Ajoutez un auto‑massage lent du mollet avec une huile neutre, en remontant vers le genou, pour stimuler le retour veineux. Vérifiez vos chaussures : un contrefort ferme, une semelle amortissante et un drop modéré réduisent la tension sur le tendon d’Achille et le triceps sural. En cas de douleurs récurrentes chez le coureur, diminuez temporairement le volume, privilégiez l’entraînement croisé (vélo, natation) et réintroduisez la course avec une progressivité stricte.
Exemple pratique : Paul, 58 ans, a vu ses douleurs vespérales diminuer en mettant des bas de compression de classe adaptée, en surélevant les pieds du lit de 5 cm et en programmant trois pauses actives de 3 minutes par demi‑journée de travail assis.
Si un médicament est suspect, demandez une révision thérapeutique. Un simple bilan sanguin peut identifier un déséquilibre électrolytique. Enfin, si l’origine est posturale ou musculaire, un kinésithérapeute vous guidera pour corriger la foulée, renforcer les muscles stabilisateurs et améliorer la mobilité de cheville, solutions efficaces pour éviter la récidive de douleur mollet au repos.
Prévention des douleurs au mollet
La meilleure prise en charge d’une douleur mollet au repos reste sa prévention. Une routine simple, appliquée avec constance, réduit fortement les crampes nocturnes, la lourdeur en fin de journée et les rechutes après reprise sportive. Elle combine hydratation, progressivité de l’effort, entretien musculaire et soins de la circulation.
- Hydratez‑vous tout au long de la journée : gardez une bouteille à portée de main et visez une urine claire.
- Échauffez‑vous avant l’effort, étirez doucement après, et augmentez les charges par paliers de 10 % par semaine.
- Renforcez mollets et chaîne postérieure : montées sur pointe, sauts contrôlés, gainage, 2 à 3 fois par semaine.
- Soignez la circulation : marchez 30 minutes par jour, levez‑vous 3 minutes chaque 45 minutes assis, bas de compression si recommandés.
- Prévoyez les trajets longs : exercices de cheville, hydratation, éviter les vêtements trop serrés et croiser les jambes longtemps.
Sur le plan du mode de vie, arrêtez le tabac pour améliorer la santé vasculaire, maintenez une alimentation riche en fruits, légumes et sources de potassium et magnésium, et vérifiez régulièrement vos chaussures.
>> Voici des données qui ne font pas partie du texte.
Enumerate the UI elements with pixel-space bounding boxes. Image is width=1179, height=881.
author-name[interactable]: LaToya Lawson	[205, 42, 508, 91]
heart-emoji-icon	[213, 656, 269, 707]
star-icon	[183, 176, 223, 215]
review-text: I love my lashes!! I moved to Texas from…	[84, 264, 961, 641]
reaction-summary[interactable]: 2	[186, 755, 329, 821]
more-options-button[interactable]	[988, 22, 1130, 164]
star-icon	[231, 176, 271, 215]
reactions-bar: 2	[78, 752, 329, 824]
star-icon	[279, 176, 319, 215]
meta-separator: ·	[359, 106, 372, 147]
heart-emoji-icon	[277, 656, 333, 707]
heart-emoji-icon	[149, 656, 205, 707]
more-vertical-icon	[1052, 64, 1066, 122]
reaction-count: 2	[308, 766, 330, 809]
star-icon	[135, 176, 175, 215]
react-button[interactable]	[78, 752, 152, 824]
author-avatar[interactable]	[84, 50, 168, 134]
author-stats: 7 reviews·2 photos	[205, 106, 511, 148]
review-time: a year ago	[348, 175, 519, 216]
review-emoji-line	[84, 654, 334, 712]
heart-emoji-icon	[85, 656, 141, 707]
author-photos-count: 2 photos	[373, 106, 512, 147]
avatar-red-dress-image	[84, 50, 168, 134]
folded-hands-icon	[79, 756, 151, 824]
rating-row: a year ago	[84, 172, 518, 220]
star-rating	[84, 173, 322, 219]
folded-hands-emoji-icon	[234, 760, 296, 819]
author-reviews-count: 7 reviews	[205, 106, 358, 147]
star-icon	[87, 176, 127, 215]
Si vous avez des antécédents veineux ou artériels, discutez d’un plan de prévention personnalisé avec votre médecin, notamment en cas de voyage prolongé ou de chirurgie programmée.
Les symptômes typiques d’une phlébite à surveiller incluent une douleur unilatérale du mollet au repos, un gonflement soudain, une chaleur locale, une rougeur et une sensibilité le long d’une veine. La présence d’un seul de ces signes, surtout après une immobilisation ou un long trajet, justifie un avis médical. Mieux vaut vérifier une fois de trop que de laisser évoluer une TVP.
Enfin, à la moindre hésitation sur l’origine d’une douleur mollet au repos, privilégiez l’avis d’un professionnel de santé. En attendant, adoptez les bons réflexes : bouger régulièrement, boire suffisamment et écouter vos ressentis. Ces bases simples, combinées à une prise en charge adaptée, font toute la différence au quotidien.